On the documentation side, tools like Google Code Wiki are worth watching. It pulls useful information from a repo, highlights patterns, generates component views and sequence diagrams, and, in a nice touch, creates a podcast that talks you through the codebase. It’s not available for private repos yet, but the direction is clear. If you can’t wait, you could achieve something similar with AI-generated markdown, Mermaid diagrams, and open-notebook for audio walkthroughs.

The most valuable person in this workflow is not the one writing thousands of lines of code per day. It’s not even the one reviewing the pull requests, though that’s critical. It’s the person who wrote the spec that prevented the code from being wrong in the first place, and who then reviews the output with enough understanding to catch the things tests can’t. That combination of upstream specification and downstream comprehension is the skill set that separates agentic engineering from vibe coding.

The debt always comes due

AI is going to let some people YOLO it for a while. Ship fast, skip the specs, wave through the PRs, trust the green ticks. They’re building on swampy ground, and for a time it’ll hold.

But comprehension debt always comes due. Knight Capital lost $440 million in 45 minutes because a dormant trading algorithm from 2003 was accidentally reactivated during a deployment. Nobody understood what was still lurking in the codebase. Theranos built a $9 billion valuation on technology that didn’t work, because the people overseeing it couldn’t challenge what they couldn’t understand. The 2008 financial crisis was, at its core, a comprehension debt crisis: financial instruments so complex that the people selling them couldn’t explain how they worked, and when the debt came due, it took the global economy with it.

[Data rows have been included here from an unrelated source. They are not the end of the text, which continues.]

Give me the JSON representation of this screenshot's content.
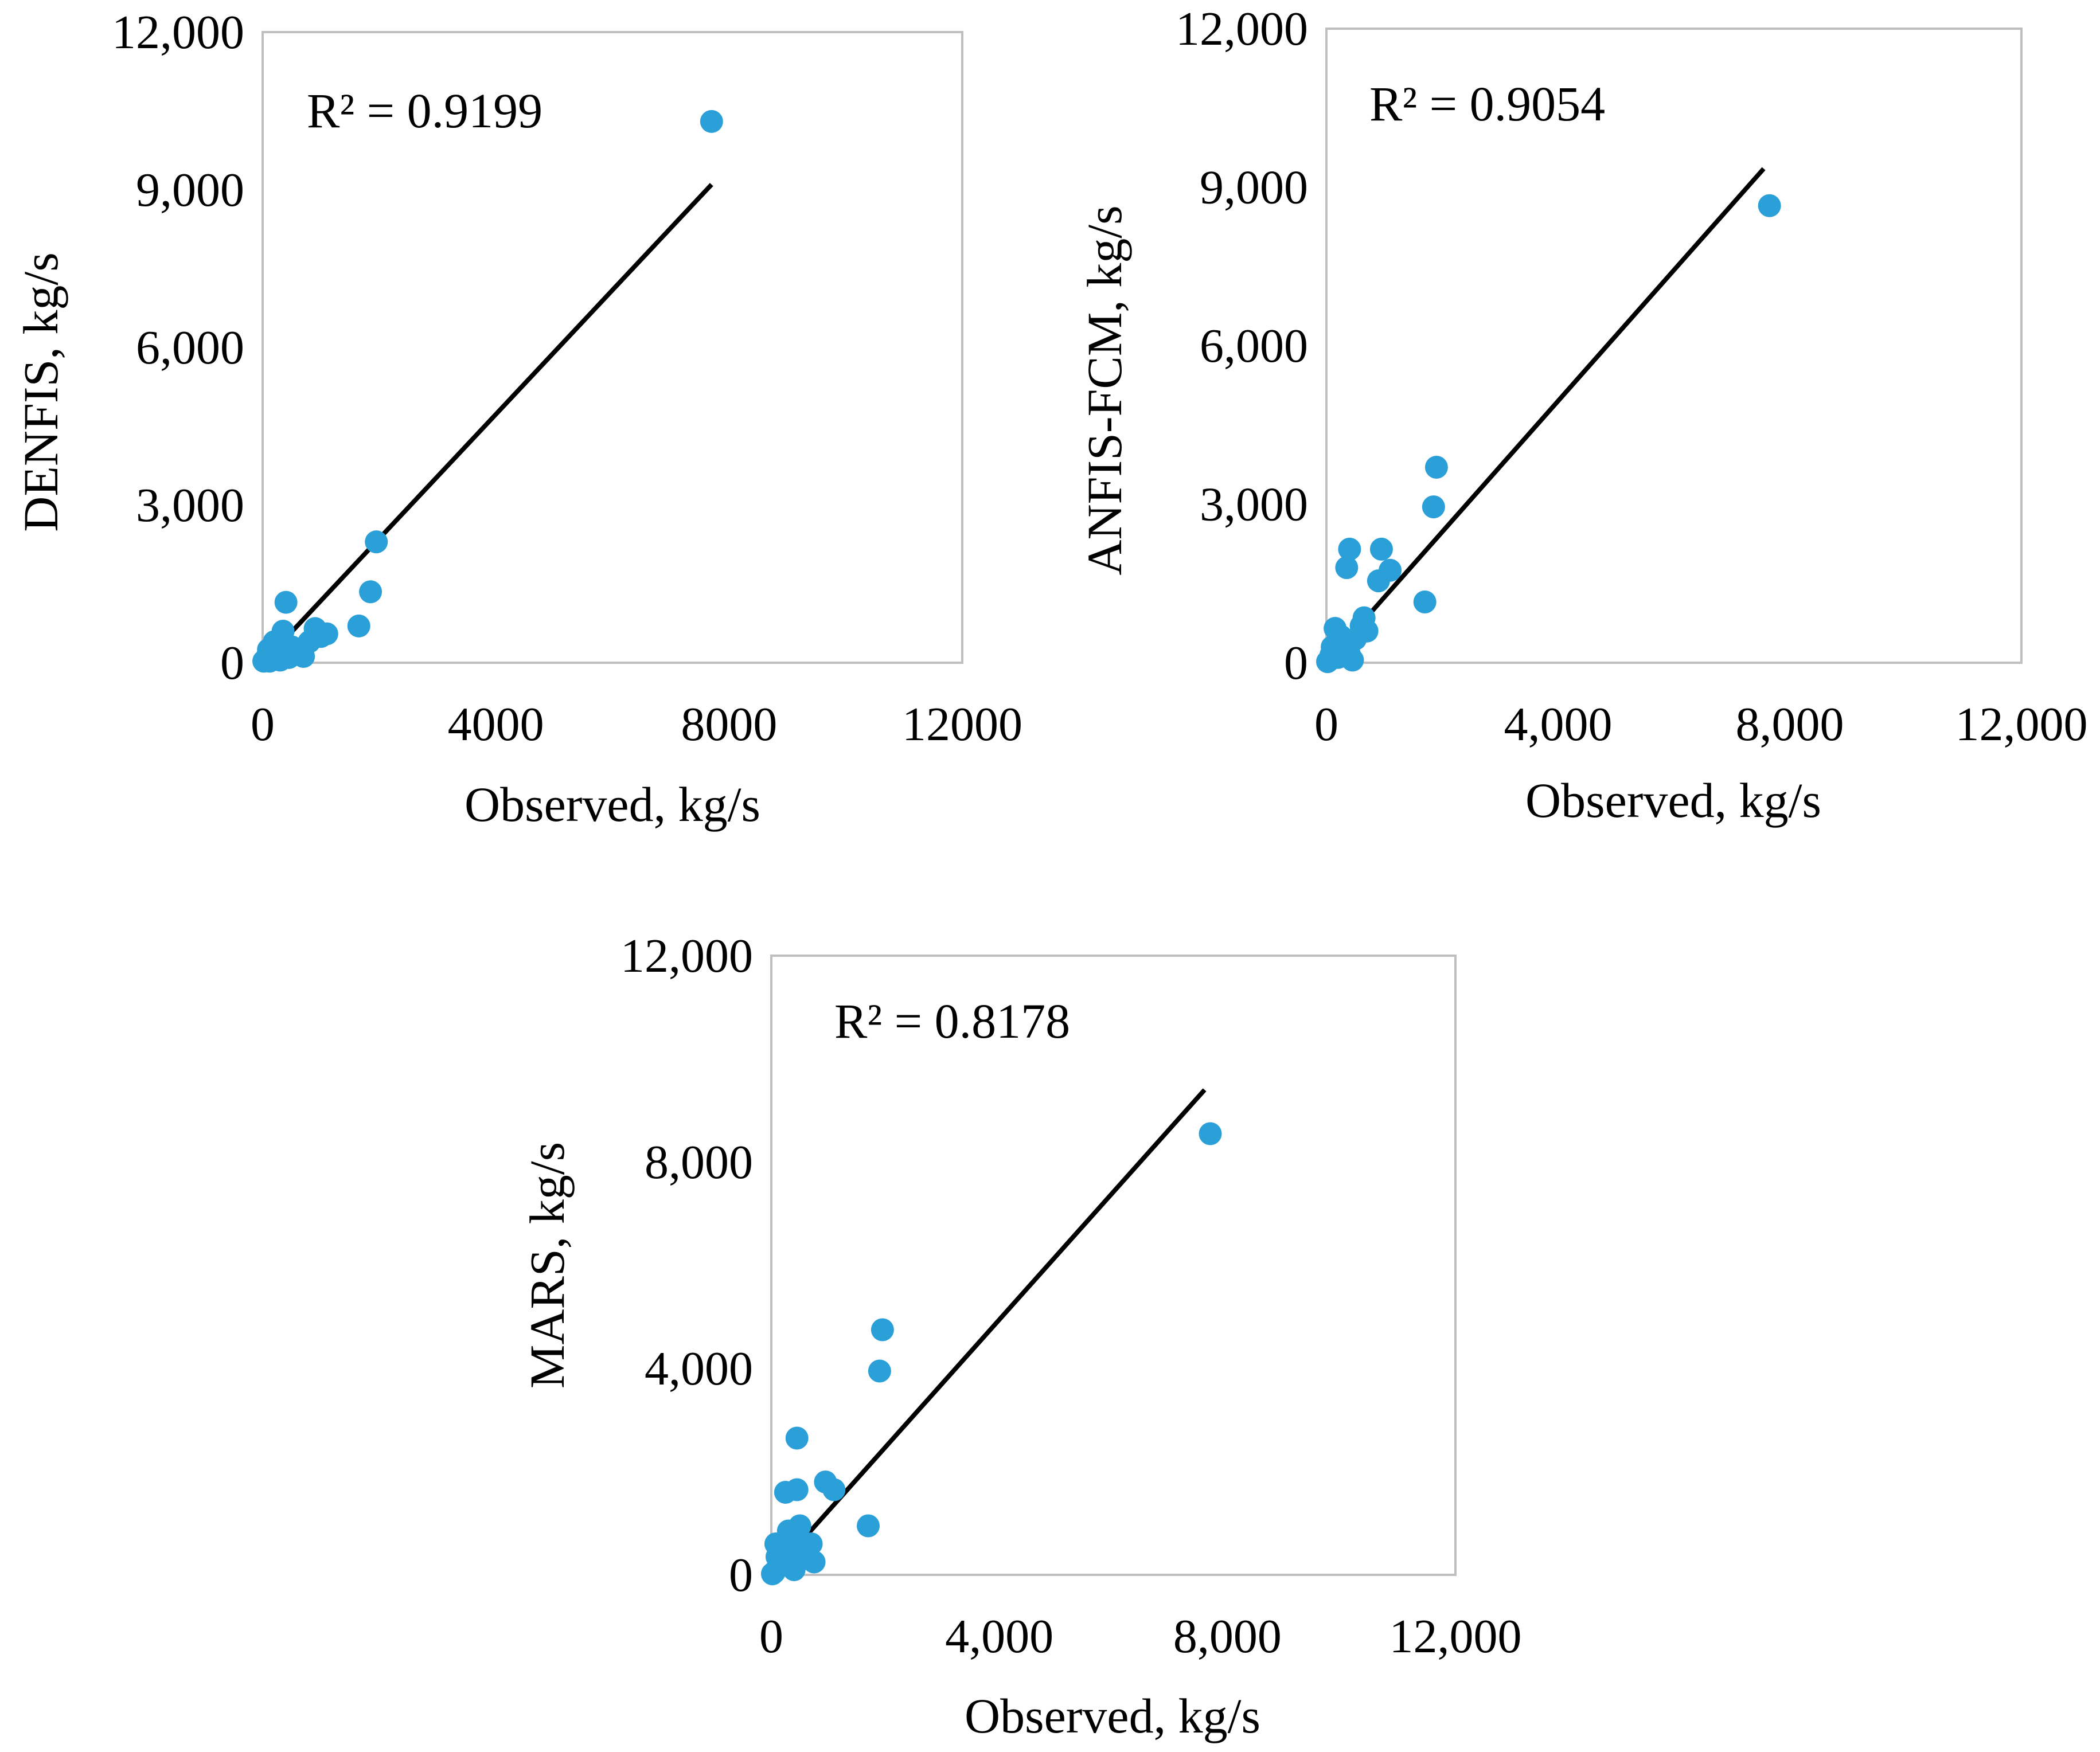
{
  "colors": {
    "marker": "#2a9fd8",
    "trendline": "#000000",
    "frame": "#bfbfbf"
  },
  "chart_data": [
    {
      "type": "scatter",
      "ylabel": "DENFIS, kg/s",
      "xlabel": "Observed, kg/s",
      "r2_text": "R² = 0.9199",
      "xlim": [
        0,
        12000
      ],
      "ylim": [
        0,
        12000
      ],
      "x_ticks": [
        0,
        4000,
        8000,
        12000
      ],
      "x_tick_labels": [
        "0",
        "4000",
        "8000",
        "12000"
      ],
      "y_ticks": [
        0,
        3000,
        6000,
        9000,
        12000
      ],
      "y_tick_labels": [
        "0",
        "3,000",
        "6,000",
        "9,000",
        "12,000"
      ],
      "trendline": {
        "x": [
          0,
          7700
        ],
        "y": [
          0,
          9100
        ]
      },
      "points": [
        {
          "x": 7700,
          "y": 10300
        },
        {
          "x": 1950,
          "y": 2300
        },
        {
          "x": 1850,
          "y": 1350
        },
        {
          "x": 1650,
          "y": 700
        },
        {
          "x": 400,
          "y": 1150
        },
        {
          "x": 350,
          "y": 600
        },
        {
          "x": 900,
          "y": 650
        },
        {
          "x": 1100,
          "y": 550
        },
        {
          "x": 800,
          "y": 400
        },
        {
          "x": 700,
          "y": 120
        },
        {
          "x": 500,
          "y": 300
        },
        {
          "x": 250,
          "y": 200
        },
        {
          "x": 150,
          "y": 100
        },
        {
          "x": 100,
          "y": 250
        },
        {
          "x": 50,
          "y": 50
        },
        {
          "x": 20,
          "y": 30
        },
        {
          "x": 300,
          "y": 50
        },
        {
          "x": 600,
          "y": 200
        },
        {
          "x": 200,
          "y": 400
        },
        {
          "x": 80,
          "y": 120
        },
        {
          "x": 450,
          "y": 100
        },
        {
          "x": 1000,
          "y": 500
        },
        {
          "x": 120,
          "y": 30
        }
      ]
    },
    {
      "type": "scatter",
      "ylabel": "ANFIS-FCM, kg/s",
      "xlabel": "Observed, kg/s",
      "r2_text": "R² = 0.9054",
      "xlim": [
        0,
        12000
      ],
      "ylim": [
        0,
        12000
      ],
      "x_ticks": [
        0,
        4000,
        8000,
        12000
      ],
      "x_tick_labels": [
        "0",
        "4,000",
        "8,000",
        "12,000"
      ],
      "y_ticks": [
        0,
        3000,
        6000,
        9000,
        12000
      ],
      "y_tick_labels": [
        "0",
        "3,000",
        "6,000",
        "9,000",
        "12,000"
      ],
      "trendline": {
        "x": [
          0,
          7550
        ],
        "y": [
          0,
          9350
        ]
      },
      "points": [
        {
          "x": 7650,
          "y": 8650
        },
        {
          "x": 1900,
          "y": 3700
        },
        {
          "x": 1850,
          "y": 2950
        },
        {
          "x": 1700,
          "y": 1150
        },
        {
          "x": 950,
          "y": 2150
        },
        {
          "x": 400,
          "y": 2150
        },
        {
          "x": 350,
          "y": 1800
        },
        {
          "x": 1100,
          "y": 1750
        },
        {
          "x": 900,
          "y": 1550
        },
        {
          "x": 650,
          "y": 850
        },
        {
          "x": 700,
          "y": 600
        },
        {
          "x": 600,
          "y": 700
        },
        {
          "x": 150,
          "y": 650
        },
        {
          "x": 500,
          "y": 450
        },
        {
          "x": 300,
          "y": 250
        },
        {
          "x": 200,
          "y": 100
        },
        {
          "x": 100,
          "y": 300
        },
        {
          "x": 50,
          "y": 50
        },
        {
          "x": 400,
          "y": 150
        },
        {
          "x": 250,
          "y": 500
        },
        {
          "x": 80,
          "y": 150
        },
        {
          "x": 450,
          "y": 50
        },
        {
          "x": 20,
          "y": 20
        }
      ]
    },
    {
      "type": "scatter",
      "ylabel": "MARS, kg/s",
      "xlabel": "Observed, kg/s",
      "r2_text": "R² = 0.8178",
      "xlim": [
        0,
        12000
      ],
      "ylim": [
        0,
        12000
      ],
      "x_ticks": [
        0,
        4000,
        8000,
        12000
      ],
      "x_tick_labels": [
        "0",
        "4,000",
        "8,000",
        "12,000"
      ],
      "y_ticks": [
        0,
        4000,
        8000,
        12000
      ],
      "y_tick_labels": [
        "0",
        "4,000",
        "8,000",
        "12,000"
      ],
      "trendline": {
        "x": [
          0,
          7600
        ],
        "y": [
          0,
          9400
        ]
      },
      "points": [
        {
          "x": 7700,
          "y": 8550
        },
        {
          "x": 1950,
          "y": 4750
        },
        {
          "x": 1900,
          "y": 3950
        },
        {
          "x": 1700,
          "y": 950
        },
        {
          "x": 450,
          "y": 2650
        },
        {
          "x": 450,
          "y": 1650
        },
        {
          "x": 250,
          "y": 1600
        },
        {
          "x": 950,
          "y": 1800
        },
        {
          "x": 1100,
          "y": 1650
        },
        {
          "x": 500,
          "y": 950
        },
        {
          "x": 400,
          "y": 800
        },
        {
          "x": 300,
          "y": 850
        },
        {
          "x": 700,
          "y": 600
        },
        {
          "x": 600,
          "y": 450
        },
        {
          "x": 750,
          "y": 250
        },
        {
          "x": 350,
          "y": 500
        },
        {
          "x": 200,
          "y": 400
        },
        {
          "x": 150,
          "y": 200
        },
        {
          "x": 100,
          "y": 350
        },
        {
          "x": 50,
          "y": 50
        },
        {
          "x": 400,
          "y": 100
        },
        {
          "x": 250,
          "y": 250
        },
        {
          "x": 80,
          "y": 600
        },
        {
          "x": 20,
          "y": 20
        },
        {
          "x": 500,
          "y": 300
        }
      ]
    }
  ]
}
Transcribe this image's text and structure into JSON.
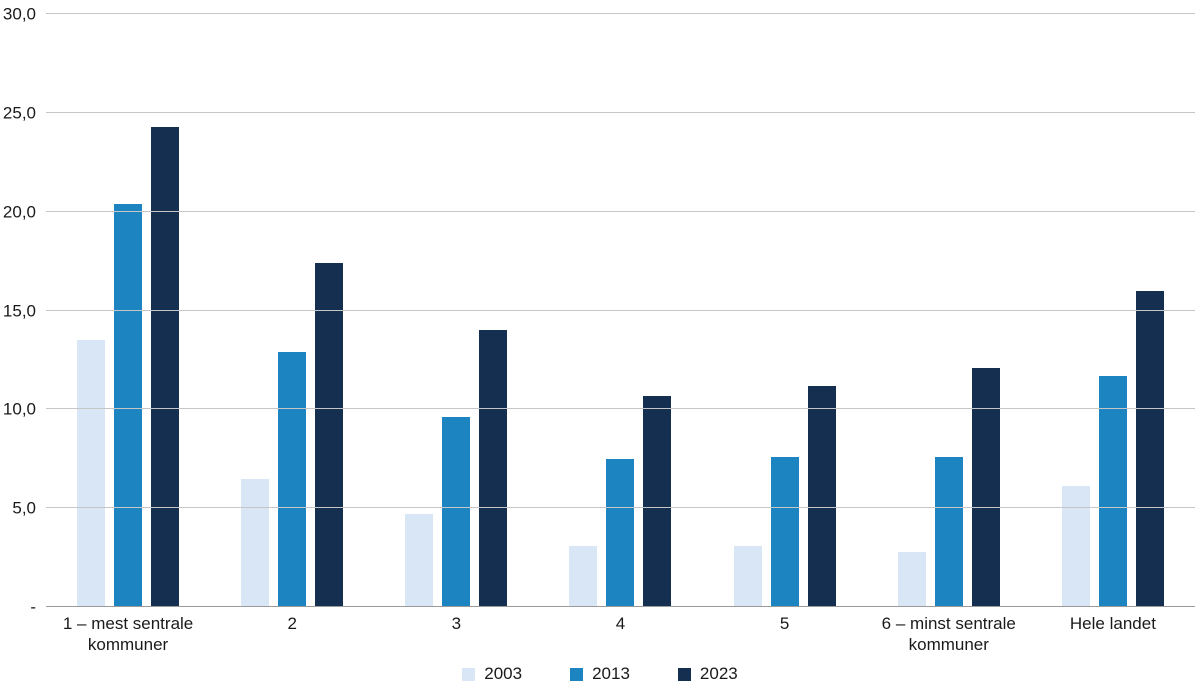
{
  "chart_data": {
    "type": "bar",
    "categories": [
      "1 – mest sentrale kommuner",
      "2",
      "3",
      "4",
      "5",
      "6 – minst sentrale kommuner",
      "Hele landet"
    ],
    "series": [
      {
        "name": "2003",
        "color": "#d9e6f5",
        "values": [
          13.5,
          6.5,
          4.7,
          3.1,
          3.1,
          2.8,
          6.1
        ]
      },
      {
        "name": "2013",
        "color": "#1b84c1",
        "values": [
          20.4,
          12.9,
          9.6,
          7.5,
          7.6,
          7.6,
          11.7
        ]
      },
      {
        "name": "2023",
        "color": "#142f4f",
        "values": [
          24.3,
          17.4,
          14.0,
          10.7,
          11.2,
          12.1,
          16.0
        ]
      }
    ],
    "title": "",
    "xlabel": "",
    "ylabel": "",
    "ylim": [
      0,
      30
    ],
    "yticks": [
      30,
      25,
      20,
      15,
      10,
      5,
      0
    ],
    "ytick_labels": [
      "30,0",
      "25,0",
      "20,0",
      "15,0",
      "10,0",
      "5,0",
      "-"
    ],
    "grid": true,
    "legend_position": "bottom",
    "colors": {
      "gridline": "#c6c6c6",
      "baseline": "#9b9b9b",
      "text": "#1a1a1a",
      "background": "#ffffff"
    }
  }
}
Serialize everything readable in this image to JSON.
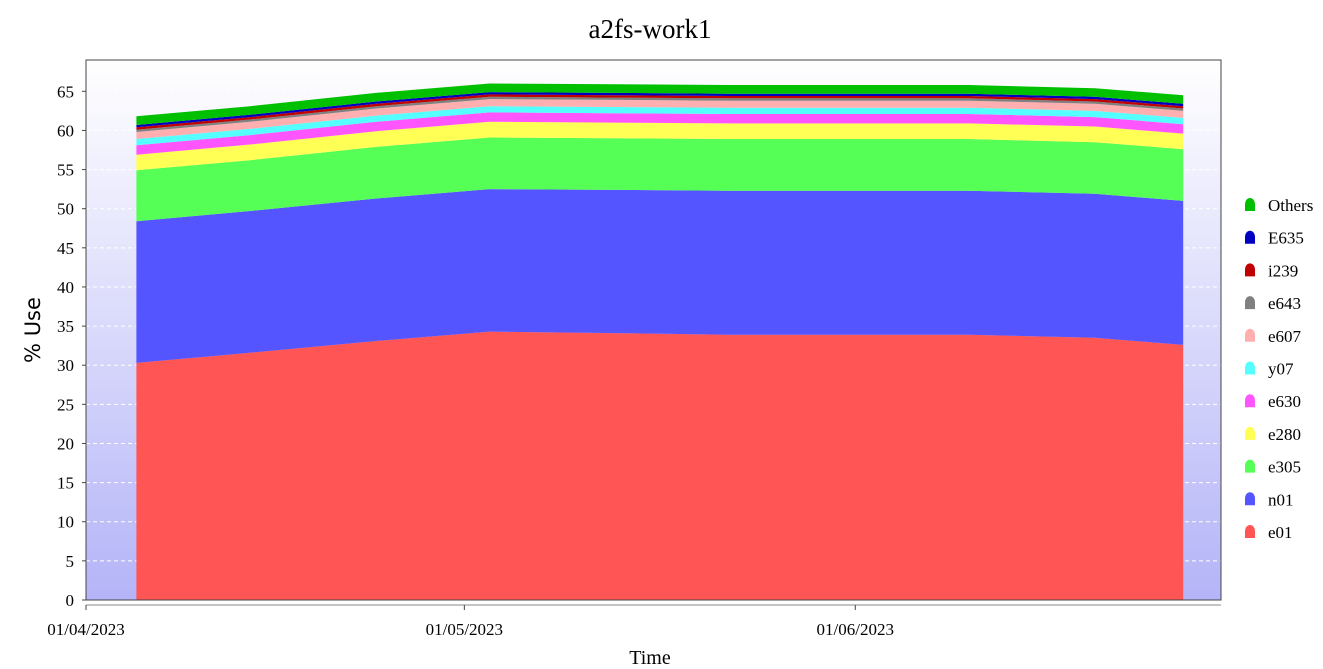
{
  "chart_data": {
    "type": "area",
    "stacked": true,
    "title": "a2fs-work1",
    "xlabel": "Time",
    "ylabel": "% Use",
    "ylim": [
      0,
      69
    ],
    "yticks": [
      0,
      5,
      10,
      15,
      20,
      25,
      30,
      35,
      40,
      45,
      50,
      55,
      60,
      65
    ],
    "xlim": [
      "2023-04-01",
      "2023-06-30"
    ],
    "xticks": [
      {
        "date": "2023-04-01",
        "label": "01/04/2023"
      },
      {
        "date": "2023-05-01",
        "label": "01/05/2023"
      },
      {
        "date": "2023-06-01",
        "label": "01/06/2023"
      }
    ],
    "grid": "horizontal-dashed",
    "legend_position": "right",
    "x": [
      "2023-04-05",
      "2023-04-14",
      "2023-04-24",
      "2023-05-03",
      "2023-05-13",
      "2023-05-22",
      "2023-06-01",
      "2023-06-10",
      "2023-06-20",
      "2023-06-27"
    ],
    "series": [
      {
        "name": "e01",
        "color": "#ff5555",
        "values": [
          30.3,
          31.6,
          33.1,
          34.3,
          34.1,
          33.9,
          33.9,
          33.9,
          33.5,
          32.6
        ]
      },
      {
        "name": "n01",
        "color": "#5555ff",
        "values": [
          18.1,
          18.1,
          18.2,
          18.2,
          18.3,
          18.4,
          18.4,
          18.4,
          18.4,
          18.4
        ]
      },
      {
        "name": "e305",
        "color": "#55ff55",
        "values": [
          6.5,
          6.5,
          6.6,
          6.6,
          6.6,
          6.6,
          6.6,
          6.6,
          6.6,
          6.6
        ]
      },
      {
        "name": "e280",
        "color": "#ffff55",
        "values": [
          2.0,
          2.0,
          2.0,
          2.0,
          2.0,
          2.0,
          2.0,
          2.0,
          2.0,
          2.0
        ]
      },
      {
        "name": "e630",
        "color": "#ff55ff",
        "values": [
          1.2,
          1.2,
          1.2,
          1.2,
          1.2,
          1.2,
          1.2,
          1.2,
          1.2,
          1.2
        ]
      },
      {
        "name": "y07",
        "color": "#55ffff",
        "values": [
          0.8,
          0.8,
          0.8,
          0.8,
          0.8,
          0.8,
          0.8,
          0.8,
          0.8,
          0.8
        ]
      },
      {
        "name": "e607",
        "color": "#ffafaf",
        "values": [
          0.9,
          0.9,
          0.9,
          0.9,
          0.9,
          0.9,
          0.9,
          0.9,
          0.9,
          0.9
        ]
      },
      {
        "name": "e643",
        "color": "#808080",
        "values": [
          0.3,
          0.3,
          0.3,
          0.3,
          0.3,
          0.3,
          0.3,
          0.3,
          0.3,
          0.3
        ]
      },
      {
        "name": "i239",
        "color": "#c00000",
        "values": [
          0.3,
          0.3,
          0.3,
          0.3,
          0.3,
          0.3,
          0.3,
          0.3,
          0.3,
          0.3
        ]
      },
      {
        "name": "E635",
        "color": "#0000c0",
        "values": [
          0.3,
          0.3,
          0.3,
          0.3,
          0.3,
          0.3,
          0.3,
          0.3,
          0.3,
          0.3
        ]
      },
      {
        "name": "Others",
        "color": "#00c000",
        "values": [
          1.1,
          1.1,
          1.1,
          1.1,
          1.1,
          1.1,
          1.1,
          1.1,
          1.1,
          1.1
        ]
      }
    ],
    "legend_order": [
      "Others",
      "E635",
      "i239",
      "e643",
      "e607",
      "y07",
      "e630",
      "e280",
      "e305",
      "n01",
      "e01"
    ],
    "plot_background": {
      "top": "#ffffff",
      "bottom": "#b4b4f8"
    }
  }
}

Different domains, same pattern. Velocity outran understanding, and when the gap was finally exposed, the consequences were catastrophic.

Comprehension debt will be the primary determinant of AI success. Not capability, not cost, not speed. The teams that succeed will be the ones disciplined enough to know when to slow down, when to tighten the leash, and when to invest in understanding over output. The ones that treat comprehension as a first-class concern, not an afterthought.

The ones still shipping code they can’t explain? They’ll plateau. And they’ll blame the AI.